Advertisement

How the U.S. Digital Service is helping during the coronavirus pandemic

The USDS has some team members embedded in the White House Coronavirus Task Force and is pitching in at the state and local levels, among other things.
Matt Cutts, USDS
Matt Cutts speaks April 5, 2018 at the IT Modernization Summit presented by FedScoop (FedScoop)

You may not have heard much about the U.S. Digital Service‘s role as the nation battles the spread of the coronavirus, but the federal government’s tech surge team has had its hands in some of the administration’s most pressing efforts behind the scenes.

The USDS has some team members embedded in the White House Coronavirus Task Force, Administrator Matt Cutts said last week during a Partnership for Public Service webinar.

“So whenever you see Ambassador [Deborah] Birx presenting slides and showing data sometimes going down to a county level, oftentimes that data is derived from or even prepared by the U.S. Digital Service,” Cutts said. “So in terms of deciding allocations of things like [personal protective equipment] or ventilators, those sorts of things.”

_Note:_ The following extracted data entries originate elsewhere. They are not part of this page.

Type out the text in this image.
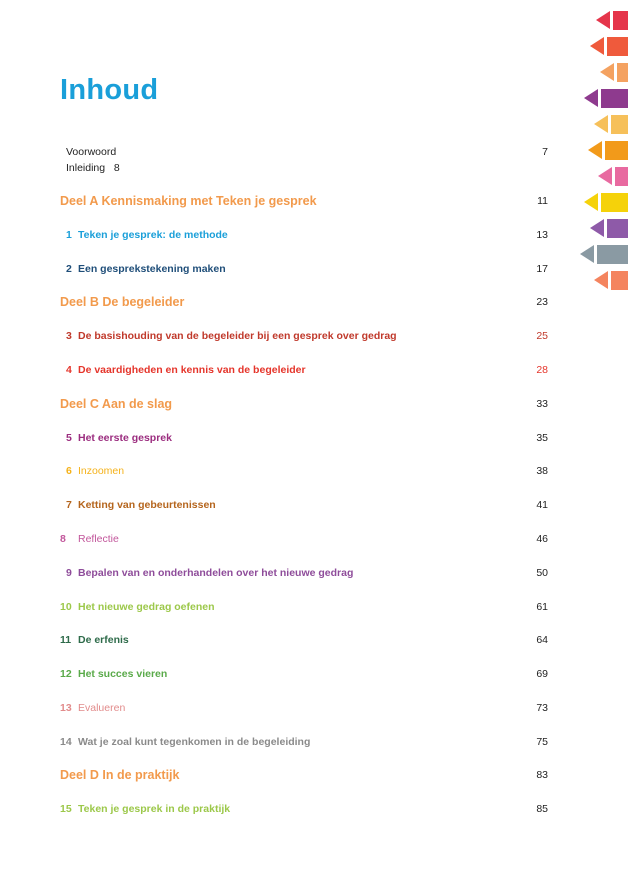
Inhoud
Voorwoord	7
Inleiding   8
Deel A Kennismaking met Teken je gesprek	11
1 Teken je gesprek: de methode	13
2 Een gesprekstekening maken	17
Deel B De begeleider	23
3 De basishouding van de begeleider bij een gesprek over gedrag	25
4 De vaardigheden en kennis van de begeleider	28
Deel C Aan de slag	33
5 Het eerste gesprek	35
6 Inzoomen	38
7 Ketting van gebeurtenissen	41
8	Reflectie	46
9 Bepalen van en onderhandelen over het nieuwe gedrag	50
10 Het nieuwe gedrag oefenen	61
11 De erfenis	64
12 Het succes vieren	69
13 Evalueren	73
14 Wat je zoal kunt tegenkomen in de begeleiding	75
Deel D In de praktijk	83
15 Teken je gesprek in de praktijk	85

The U.S. Digital Service was founded after the 2013 Healthcare.gov website rollout fiasco as an injection of tech talent into government to solve big problems that affect the critical services Americans depend on. So it’s no surprise that during the pandemic, the team is staying very busy.

Advertisement

Cutts said the team has also been assisting the Centers for Disease Control and Prevention with overhauling some of its website architecture as it publishes important information and data on the spread of the coronavirus.

The team is also working with the Small Business Administration as it delivers loans to companies affected by the economic downturn. The SBA has had its hands full after nearly 8,000 companies looking for relief may have had their personal information exposed through the agency’s loan portal.

On top of that, USDS has team members “slotted in” at the Department of Veterans Affairs, the Center for Medicare & Medicaid Services, and the Department of Homeland Security “helping people do remote work,” Cutts said.

“COVID has revealed that government needs to be effective and efficient and it needs to be able to move fast,” Cutts said. He continued: “It is really important for government to work well right now.”

USDS is pitching in at the state and local levels, too.

Advertisement

“People are getting an unprecedented number of applications for unemployment insurance at the state level,” Cutts said. “And so we’ve even been able to help talk to several states about, ‘OK, what can we do to help improve this particular system? How can we make it scale a little bit better?'”

This week, a group of senators called for congressional leadership to make it easier for USDS and its General Services Administration counterpart 18F to work with state and local entities, which tend to be most afflicted by the impacts of the pandemic. “Unfortunately, both the USDS and the TTS are hindered by regulatory hurdles that slow down or prevent them from supporting state and local governments,” reads a letter from 16 senators. “During this national emergency, when speed is vital for millions of Americans, this red tape is preventing the federal government’s skilled technologist from helping the state and local agencies that need them most.”

Cutts said he’s been on calls with those state and local governments “and they were like, ‘Yeah, having some of this technology expertise would make a huge amount of difference.'”

During the webinar event, the Partnership for Public Service released a report on the importance of tech talent in the 21st-century federal government, particularly during this current crisis.

“If we look at how our world has really changed in the past month, in the past six weeks from an increased need for remote work to seeing our technical and our human infrastructure strain, under the weight of things like unemployment claims or health care delivery, the COVID-19 pandemic is laying bare the fact that modern technical and digital leaders are going to be vital to our country’s recovery,” said Jennifer Anastasoff, executive director of the Tech Talent Project and a former founding member of the USDS.